Philip was born in July 2013 and was seemingly a happy, healthy baby. He had some jaundice in his eyes, but his parents were assured this was normal and it would soon fade away. At 6 weeks old Kim and Dan Kennelly realized that Philip’s jaundice was not going away and we insisted that they finally retest his bilirubin. They received a call later that day to get to the emergency room.
After many tests and a biopsy, it was determined that Philip had Biliary Atresia. At 8 weeks old he underwent a surgery called a Kasai which serves as kind of a “temporary” fix that allows bile to drain from the liver.
Philip spent the next 2 years in and out of the hospital. He developed Portal Hypertension, which caused him to have esophageal varices and GI bleeds. At that point it was determined that Philip should be listed for a liver transplant, but according to his bloodwork, his PELD score was not high enough to get him transplanted any time soon. His team suggested looking into living donation, so they discussed it as a family and decided that Philip’s Dad, Dan would get tested first. And he was a match!
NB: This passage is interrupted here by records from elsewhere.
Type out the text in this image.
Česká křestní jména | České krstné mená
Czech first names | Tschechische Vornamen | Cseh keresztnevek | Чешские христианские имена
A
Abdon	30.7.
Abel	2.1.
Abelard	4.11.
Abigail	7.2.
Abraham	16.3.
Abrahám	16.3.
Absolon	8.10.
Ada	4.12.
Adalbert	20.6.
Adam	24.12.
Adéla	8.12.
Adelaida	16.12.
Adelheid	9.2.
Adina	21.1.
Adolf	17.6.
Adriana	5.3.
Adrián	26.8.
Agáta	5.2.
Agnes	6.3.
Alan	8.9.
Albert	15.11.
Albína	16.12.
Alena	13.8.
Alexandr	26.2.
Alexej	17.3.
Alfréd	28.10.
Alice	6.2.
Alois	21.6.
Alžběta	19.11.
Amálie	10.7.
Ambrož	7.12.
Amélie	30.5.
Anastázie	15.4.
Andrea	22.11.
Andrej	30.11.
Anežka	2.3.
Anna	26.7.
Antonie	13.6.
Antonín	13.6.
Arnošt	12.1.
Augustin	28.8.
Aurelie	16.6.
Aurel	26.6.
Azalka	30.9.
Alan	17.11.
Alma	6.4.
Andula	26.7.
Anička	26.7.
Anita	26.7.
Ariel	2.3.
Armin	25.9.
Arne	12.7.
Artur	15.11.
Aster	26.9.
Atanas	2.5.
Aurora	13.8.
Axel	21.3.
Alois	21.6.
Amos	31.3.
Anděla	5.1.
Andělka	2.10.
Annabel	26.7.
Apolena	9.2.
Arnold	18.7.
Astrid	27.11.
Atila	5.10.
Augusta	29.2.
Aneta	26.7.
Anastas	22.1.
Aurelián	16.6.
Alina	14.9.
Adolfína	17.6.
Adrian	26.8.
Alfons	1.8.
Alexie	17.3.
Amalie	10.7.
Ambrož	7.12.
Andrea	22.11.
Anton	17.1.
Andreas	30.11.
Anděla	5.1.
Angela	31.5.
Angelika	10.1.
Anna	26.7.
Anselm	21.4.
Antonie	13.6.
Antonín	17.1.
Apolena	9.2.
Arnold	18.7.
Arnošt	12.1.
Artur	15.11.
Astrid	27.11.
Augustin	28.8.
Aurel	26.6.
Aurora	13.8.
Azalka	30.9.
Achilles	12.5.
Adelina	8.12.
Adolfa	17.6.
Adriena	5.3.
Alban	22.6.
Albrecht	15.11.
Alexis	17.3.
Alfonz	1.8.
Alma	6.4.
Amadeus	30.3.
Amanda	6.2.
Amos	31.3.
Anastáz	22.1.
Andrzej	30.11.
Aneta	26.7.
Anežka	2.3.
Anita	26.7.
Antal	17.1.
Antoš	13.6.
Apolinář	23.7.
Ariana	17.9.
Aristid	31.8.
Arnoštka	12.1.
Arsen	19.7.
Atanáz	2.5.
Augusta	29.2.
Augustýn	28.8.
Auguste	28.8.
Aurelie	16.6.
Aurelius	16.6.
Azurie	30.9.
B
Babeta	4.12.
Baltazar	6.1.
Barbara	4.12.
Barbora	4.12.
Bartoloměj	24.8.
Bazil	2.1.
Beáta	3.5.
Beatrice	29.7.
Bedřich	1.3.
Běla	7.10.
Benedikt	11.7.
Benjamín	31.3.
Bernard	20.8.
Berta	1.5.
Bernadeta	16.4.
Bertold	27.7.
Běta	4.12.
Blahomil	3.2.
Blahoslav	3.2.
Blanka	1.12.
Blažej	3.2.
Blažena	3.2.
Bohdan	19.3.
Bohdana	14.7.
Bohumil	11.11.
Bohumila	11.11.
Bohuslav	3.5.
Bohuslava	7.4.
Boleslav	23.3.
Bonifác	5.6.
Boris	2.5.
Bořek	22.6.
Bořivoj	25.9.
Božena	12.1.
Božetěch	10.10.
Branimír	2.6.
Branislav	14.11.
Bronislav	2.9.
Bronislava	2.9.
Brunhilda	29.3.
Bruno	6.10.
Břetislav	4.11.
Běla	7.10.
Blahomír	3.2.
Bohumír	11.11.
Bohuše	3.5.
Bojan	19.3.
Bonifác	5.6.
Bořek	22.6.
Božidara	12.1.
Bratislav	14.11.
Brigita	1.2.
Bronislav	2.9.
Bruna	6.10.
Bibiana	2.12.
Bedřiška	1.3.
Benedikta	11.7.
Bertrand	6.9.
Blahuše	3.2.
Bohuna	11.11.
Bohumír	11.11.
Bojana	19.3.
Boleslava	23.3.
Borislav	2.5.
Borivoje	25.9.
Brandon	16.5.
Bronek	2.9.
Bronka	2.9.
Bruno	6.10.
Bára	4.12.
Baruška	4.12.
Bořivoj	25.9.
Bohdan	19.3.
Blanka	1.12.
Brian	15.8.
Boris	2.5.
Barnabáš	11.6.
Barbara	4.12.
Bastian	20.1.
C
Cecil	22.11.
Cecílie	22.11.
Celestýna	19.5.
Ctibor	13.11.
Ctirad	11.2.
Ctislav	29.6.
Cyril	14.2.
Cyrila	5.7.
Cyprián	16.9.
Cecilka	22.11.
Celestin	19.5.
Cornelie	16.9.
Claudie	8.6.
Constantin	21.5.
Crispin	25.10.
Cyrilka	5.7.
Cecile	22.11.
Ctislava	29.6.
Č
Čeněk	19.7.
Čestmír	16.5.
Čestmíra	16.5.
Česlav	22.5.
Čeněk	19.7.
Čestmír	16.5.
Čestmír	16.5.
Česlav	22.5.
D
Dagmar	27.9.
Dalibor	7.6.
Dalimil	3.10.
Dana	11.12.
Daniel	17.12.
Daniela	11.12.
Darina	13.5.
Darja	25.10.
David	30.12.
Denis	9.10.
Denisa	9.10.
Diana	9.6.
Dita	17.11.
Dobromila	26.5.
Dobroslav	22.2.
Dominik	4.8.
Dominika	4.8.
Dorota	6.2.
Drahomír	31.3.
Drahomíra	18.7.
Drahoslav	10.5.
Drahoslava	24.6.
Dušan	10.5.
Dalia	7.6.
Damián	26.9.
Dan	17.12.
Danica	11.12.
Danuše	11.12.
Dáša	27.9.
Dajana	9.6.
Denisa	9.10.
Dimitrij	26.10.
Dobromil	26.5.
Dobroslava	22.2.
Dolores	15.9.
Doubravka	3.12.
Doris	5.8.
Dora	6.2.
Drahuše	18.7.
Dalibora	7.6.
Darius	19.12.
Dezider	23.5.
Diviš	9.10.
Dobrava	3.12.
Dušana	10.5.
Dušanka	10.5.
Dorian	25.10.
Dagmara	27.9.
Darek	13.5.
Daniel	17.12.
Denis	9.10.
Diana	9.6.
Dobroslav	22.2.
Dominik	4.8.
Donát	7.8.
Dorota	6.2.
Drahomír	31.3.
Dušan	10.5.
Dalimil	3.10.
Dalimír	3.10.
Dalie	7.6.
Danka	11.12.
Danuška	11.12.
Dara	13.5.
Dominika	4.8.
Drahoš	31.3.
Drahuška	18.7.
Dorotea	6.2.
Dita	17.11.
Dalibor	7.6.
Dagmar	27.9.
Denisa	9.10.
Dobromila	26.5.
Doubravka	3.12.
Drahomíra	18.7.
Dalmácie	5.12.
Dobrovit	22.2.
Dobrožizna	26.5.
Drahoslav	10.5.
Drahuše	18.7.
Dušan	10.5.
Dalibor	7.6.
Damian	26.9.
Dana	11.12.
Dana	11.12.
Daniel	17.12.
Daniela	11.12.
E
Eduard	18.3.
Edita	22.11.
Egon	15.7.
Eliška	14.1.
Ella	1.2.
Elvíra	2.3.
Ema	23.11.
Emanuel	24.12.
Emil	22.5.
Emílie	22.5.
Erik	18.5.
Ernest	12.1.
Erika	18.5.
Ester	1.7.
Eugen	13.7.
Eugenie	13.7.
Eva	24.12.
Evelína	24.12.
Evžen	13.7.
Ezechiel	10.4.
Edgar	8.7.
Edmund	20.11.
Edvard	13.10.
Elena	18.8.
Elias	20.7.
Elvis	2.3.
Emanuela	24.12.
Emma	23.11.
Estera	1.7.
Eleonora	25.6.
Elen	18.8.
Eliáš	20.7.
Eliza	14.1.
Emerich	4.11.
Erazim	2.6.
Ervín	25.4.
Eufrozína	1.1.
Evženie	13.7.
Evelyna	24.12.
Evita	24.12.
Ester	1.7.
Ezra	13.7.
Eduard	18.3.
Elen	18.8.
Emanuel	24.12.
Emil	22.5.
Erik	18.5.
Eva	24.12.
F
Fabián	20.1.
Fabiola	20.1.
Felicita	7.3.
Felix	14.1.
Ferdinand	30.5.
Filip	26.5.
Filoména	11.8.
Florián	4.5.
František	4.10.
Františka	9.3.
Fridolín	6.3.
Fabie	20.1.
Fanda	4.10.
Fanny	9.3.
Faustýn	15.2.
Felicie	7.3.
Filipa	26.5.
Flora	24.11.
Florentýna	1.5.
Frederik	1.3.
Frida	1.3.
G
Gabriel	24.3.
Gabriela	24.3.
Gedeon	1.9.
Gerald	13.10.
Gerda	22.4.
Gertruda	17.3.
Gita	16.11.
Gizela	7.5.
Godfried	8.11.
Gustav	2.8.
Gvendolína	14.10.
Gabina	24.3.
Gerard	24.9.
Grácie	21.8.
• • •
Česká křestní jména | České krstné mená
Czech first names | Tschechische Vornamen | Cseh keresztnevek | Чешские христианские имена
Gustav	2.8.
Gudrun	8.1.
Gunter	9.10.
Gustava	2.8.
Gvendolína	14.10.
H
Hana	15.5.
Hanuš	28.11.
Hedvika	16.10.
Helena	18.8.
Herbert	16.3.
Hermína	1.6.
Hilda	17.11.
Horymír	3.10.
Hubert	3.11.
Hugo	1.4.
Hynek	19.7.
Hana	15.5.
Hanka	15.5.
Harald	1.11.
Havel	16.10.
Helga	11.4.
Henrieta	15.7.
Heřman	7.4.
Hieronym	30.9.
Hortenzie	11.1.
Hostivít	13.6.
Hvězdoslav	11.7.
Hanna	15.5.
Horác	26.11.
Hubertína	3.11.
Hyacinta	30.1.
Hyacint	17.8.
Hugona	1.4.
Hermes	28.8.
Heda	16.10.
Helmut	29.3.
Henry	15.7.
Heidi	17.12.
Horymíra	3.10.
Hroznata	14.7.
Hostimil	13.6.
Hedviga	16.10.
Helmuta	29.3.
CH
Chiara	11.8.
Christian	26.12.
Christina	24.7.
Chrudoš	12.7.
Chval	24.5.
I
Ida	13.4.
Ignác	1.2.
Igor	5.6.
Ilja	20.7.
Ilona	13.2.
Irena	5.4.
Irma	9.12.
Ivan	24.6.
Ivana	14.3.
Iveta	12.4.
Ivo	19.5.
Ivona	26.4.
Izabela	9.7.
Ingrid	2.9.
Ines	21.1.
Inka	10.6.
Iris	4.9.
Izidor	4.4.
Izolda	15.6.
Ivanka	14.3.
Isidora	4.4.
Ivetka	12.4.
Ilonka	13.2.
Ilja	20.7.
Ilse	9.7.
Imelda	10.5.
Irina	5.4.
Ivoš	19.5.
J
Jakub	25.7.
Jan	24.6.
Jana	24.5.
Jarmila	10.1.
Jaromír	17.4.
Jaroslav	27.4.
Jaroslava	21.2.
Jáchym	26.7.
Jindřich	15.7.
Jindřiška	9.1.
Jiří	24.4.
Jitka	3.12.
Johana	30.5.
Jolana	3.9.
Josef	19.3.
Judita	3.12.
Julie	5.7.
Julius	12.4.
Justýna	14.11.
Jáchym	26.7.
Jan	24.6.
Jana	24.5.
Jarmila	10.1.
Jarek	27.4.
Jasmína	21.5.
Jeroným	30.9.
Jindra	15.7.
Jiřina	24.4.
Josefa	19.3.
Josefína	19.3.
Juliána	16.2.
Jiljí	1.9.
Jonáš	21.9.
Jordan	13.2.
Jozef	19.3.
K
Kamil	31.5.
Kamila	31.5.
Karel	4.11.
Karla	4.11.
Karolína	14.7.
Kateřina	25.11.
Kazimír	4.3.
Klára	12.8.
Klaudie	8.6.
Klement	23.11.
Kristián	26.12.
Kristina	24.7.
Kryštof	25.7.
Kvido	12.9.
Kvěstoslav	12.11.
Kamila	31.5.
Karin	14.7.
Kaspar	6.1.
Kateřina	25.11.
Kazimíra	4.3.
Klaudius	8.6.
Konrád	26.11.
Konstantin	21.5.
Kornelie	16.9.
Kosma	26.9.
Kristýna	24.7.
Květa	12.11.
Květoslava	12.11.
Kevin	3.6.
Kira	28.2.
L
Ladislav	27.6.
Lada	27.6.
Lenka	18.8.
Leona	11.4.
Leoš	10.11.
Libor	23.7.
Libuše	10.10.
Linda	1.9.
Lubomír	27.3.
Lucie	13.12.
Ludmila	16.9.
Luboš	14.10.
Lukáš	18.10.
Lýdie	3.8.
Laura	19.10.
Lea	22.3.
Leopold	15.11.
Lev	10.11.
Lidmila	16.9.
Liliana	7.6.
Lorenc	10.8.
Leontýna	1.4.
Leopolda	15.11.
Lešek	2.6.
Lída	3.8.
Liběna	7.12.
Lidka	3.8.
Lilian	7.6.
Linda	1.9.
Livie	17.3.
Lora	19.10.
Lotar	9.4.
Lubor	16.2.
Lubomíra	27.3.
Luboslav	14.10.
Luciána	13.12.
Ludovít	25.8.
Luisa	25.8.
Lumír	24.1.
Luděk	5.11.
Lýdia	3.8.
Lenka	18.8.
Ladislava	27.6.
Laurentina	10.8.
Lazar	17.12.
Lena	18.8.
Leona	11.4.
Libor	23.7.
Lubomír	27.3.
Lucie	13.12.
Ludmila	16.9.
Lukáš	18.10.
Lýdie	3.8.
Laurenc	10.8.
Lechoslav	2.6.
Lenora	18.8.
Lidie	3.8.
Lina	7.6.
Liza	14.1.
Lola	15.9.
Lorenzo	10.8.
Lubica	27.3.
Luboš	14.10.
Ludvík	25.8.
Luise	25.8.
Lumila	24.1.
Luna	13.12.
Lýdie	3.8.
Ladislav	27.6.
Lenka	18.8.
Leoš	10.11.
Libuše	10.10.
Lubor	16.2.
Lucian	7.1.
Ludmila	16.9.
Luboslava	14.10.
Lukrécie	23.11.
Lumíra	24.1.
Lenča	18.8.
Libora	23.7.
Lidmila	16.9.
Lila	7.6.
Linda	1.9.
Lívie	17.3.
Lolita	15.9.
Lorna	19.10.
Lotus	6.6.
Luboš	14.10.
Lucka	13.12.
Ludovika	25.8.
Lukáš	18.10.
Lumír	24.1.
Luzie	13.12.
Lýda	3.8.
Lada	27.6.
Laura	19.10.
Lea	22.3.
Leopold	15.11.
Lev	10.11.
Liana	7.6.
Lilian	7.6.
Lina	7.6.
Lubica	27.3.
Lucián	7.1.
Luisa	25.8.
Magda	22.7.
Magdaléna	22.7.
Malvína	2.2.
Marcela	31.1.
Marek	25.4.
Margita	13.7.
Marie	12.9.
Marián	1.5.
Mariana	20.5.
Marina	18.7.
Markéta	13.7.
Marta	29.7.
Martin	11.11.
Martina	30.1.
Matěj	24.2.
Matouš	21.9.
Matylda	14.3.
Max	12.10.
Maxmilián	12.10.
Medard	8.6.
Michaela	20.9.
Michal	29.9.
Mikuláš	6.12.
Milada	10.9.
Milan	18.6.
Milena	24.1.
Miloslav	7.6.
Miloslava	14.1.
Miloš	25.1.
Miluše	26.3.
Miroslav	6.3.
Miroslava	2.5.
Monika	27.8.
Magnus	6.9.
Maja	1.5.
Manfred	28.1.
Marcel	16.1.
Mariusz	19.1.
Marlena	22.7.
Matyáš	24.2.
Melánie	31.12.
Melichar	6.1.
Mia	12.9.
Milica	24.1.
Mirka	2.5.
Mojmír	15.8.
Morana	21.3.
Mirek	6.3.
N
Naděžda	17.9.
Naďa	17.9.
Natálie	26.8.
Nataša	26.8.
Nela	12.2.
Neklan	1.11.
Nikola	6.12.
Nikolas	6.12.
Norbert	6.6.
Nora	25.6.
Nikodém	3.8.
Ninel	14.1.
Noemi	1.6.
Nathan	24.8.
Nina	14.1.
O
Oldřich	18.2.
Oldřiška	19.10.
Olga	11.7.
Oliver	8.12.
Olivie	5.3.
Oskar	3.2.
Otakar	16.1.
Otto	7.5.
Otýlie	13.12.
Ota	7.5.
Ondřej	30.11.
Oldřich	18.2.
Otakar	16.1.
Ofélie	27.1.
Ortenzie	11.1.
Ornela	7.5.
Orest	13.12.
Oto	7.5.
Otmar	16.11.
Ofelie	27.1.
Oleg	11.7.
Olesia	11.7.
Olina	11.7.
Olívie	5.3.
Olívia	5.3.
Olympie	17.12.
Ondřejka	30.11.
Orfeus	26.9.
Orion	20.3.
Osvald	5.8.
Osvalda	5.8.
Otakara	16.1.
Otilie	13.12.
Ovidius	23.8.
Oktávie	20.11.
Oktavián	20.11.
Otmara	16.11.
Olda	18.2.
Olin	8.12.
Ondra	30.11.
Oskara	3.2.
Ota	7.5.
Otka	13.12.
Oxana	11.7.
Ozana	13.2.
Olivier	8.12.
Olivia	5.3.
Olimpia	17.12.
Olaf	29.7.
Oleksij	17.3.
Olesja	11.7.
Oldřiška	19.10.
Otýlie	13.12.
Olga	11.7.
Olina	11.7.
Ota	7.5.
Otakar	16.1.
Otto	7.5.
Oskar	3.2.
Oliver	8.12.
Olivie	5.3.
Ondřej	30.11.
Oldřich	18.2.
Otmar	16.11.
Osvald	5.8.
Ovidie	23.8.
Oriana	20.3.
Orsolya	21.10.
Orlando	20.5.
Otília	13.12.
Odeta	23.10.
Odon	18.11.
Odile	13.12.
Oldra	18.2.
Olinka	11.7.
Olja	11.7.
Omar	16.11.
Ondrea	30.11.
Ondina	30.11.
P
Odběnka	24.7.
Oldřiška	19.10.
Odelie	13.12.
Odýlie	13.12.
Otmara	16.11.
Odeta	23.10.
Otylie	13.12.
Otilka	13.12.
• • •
On May 10th, 2016, both Phil and Dan were wheeled into the operating room and their lives were forever changed. Both are doing great since, and Dan sometimes forgets he even had surgery. Philip has had a couple of bumps along the way, but transplant has allowed him to start kindergarten this year and keep up with his peers. He is a typical 5 years old boy who loves cars and playing with his brother. You would never know all that he has been through if we didn’t tell you!